陰陽の双児

 体が怠くて動けない。聞けば、寒暖差における風邪だという。今まで、そういうことなかったのに。「プロメアがいなくなったからだろ」とゲーラがいった。
「こういうのはな、油断したら引くものなんだぜ」
「ぐっ」
「まぁ、確かに最近は異常気象が過ぎたけどよ。寝りゃ治るだろ」
 薬飲んで寝ろ。とゲーラが人の頬を突きながらいう。流石というか、経験者としての含蓄があった。でも、薬より体に免疫作らせた方が早いと思う。ボーッとチェストに乗ってるものを見てたら、メイスが入ってきた。
「少しは良くなったか?」
「ぼちぼち」
「ってとこだな。薬はまだ飲めねぇしよ」
「まぁ、精のつくものを食べてからの方がいいしな」
 ほら、食え。とメイスがトレーを置いてきた。チキンスープと、一切れのパン。「食べれないかも」とパンを指したら「スープに浸けておけ」と返ってきた。
「ふやけて食べやすくなるからな」
「だとすりゃ、ミルクパン作った方が早くねぇか?」
「チキンスープの方がいい」
「だとよ」
 メイスがゲーラに目配りをした。それに「うっ」とゲーラが顔を赤くする。いったい、なんだろうか? 「二人が作ったの?」と聞けば「いや、病人に食べやすいようにコイツが教えてきた」とメイスが返してきた。
「お前の場合、弱いと胃もたれしやすいからな」
「だからそういうの、食べれないんだよね」
「ステーキが、だろ? だからコイツにしたじゃねぇか」
「ありがとう」
 素直に礼をいえば、ボッとゲーラが顔を赤くした。照れやすい男だなぁ。けど、他の人に感謝をいわれても、ここまで赤くしたことはなかったように思える。複雑な気分だ。スープを一口飲めば、濃い味がした。
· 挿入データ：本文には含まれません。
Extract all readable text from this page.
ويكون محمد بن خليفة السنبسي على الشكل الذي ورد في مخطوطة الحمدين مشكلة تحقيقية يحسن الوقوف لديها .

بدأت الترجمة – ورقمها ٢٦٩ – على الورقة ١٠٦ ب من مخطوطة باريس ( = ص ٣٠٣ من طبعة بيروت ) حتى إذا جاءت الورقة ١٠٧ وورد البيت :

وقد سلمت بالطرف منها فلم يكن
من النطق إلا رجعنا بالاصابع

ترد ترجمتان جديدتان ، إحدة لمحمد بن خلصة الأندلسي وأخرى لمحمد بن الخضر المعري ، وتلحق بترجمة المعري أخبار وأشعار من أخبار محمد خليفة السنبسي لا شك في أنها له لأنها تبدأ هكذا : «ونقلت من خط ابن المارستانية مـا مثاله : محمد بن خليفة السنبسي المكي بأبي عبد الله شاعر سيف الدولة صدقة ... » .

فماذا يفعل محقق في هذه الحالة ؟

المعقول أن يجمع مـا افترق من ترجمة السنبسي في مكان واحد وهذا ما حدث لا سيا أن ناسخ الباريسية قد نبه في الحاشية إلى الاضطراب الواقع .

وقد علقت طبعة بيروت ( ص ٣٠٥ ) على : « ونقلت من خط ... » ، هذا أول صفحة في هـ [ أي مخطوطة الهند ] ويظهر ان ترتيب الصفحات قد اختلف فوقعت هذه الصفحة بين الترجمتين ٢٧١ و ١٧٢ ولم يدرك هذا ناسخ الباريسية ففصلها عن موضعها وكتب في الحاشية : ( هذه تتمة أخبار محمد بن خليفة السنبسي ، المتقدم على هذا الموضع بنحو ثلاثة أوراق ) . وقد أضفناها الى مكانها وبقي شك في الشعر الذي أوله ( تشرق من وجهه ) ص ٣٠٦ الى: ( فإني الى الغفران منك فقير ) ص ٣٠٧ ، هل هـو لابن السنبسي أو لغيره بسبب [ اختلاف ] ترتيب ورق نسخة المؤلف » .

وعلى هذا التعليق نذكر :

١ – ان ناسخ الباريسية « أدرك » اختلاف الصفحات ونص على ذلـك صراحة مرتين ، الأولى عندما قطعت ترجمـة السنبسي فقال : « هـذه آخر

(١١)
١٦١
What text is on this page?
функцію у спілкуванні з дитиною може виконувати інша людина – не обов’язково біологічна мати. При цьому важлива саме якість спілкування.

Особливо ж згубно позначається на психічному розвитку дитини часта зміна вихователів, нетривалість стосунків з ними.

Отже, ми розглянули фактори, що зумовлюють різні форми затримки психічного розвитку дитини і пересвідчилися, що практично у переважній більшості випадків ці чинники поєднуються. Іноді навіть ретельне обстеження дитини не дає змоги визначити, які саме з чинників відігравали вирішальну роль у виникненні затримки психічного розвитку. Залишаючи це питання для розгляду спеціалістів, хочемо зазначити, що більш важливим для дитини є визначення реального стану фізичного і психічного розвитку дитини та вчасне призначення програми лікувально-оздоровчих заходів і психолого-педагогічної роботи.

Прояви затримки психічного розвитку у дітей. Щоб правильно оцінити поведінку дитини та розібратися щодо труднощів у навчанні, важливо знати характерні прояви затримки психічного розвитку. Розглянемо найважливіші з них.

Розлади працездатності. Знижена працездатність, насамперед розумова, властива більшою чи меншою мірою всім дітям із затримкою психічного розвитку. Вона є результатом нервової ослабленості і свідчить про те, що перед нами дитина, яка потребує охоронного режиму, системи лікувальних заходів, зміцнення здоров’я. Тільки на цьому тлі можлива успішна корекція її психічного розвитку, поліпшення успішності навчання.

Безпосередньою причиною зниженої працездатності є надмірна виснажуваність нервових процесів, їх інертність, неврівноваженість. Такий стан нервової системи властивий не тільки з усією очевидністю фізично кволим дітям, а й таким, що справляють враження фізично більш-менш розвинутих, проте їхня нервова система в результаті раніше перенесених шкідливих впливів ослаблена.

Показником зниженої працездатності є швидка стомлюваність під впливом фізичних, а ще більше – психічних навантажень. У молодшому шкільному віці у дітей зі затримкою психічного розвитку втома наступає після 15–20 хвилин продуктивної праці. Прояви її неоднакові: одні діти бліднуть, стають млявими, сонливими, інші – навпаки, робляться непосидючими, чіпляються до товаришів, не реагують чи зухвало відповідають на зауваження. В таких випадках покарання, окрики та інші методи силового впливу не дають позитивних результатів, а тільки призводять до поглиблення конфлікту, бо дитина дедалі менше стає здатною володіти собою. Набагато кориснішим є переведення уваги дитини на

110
薄味じゃ、全然ない。
「出汁が、とても効いてるね」
「おう。これでも薄い方を選んだつもりだぜ?」
「おかげで、今日の晩飯はスープ祭りだ」
 うそ。それだとちょっと、申し訳なくなる。「ごめん」と謝れば「礼は治ってから弾んでもらうぜ」といわれた。
「なにそれ」
「お前が元気なさそうだったからだろう。なに、ただのジョークだ」
「そうなの?」
「おう。半分はな」
『半分』ってなんだ。どう聞き返せばわかるんだろう。と考えてたら、メイスも「半分か」と神妙な顔で繰り返した。
「だとしたら、俺たち二つで『ガチ』って意味に変わるな?」
「どういうことなの?」
「気にすんじゃねぇ。とにかく、食っとけ」
 千切ったパンを押し付けられて、とりあえず食べた。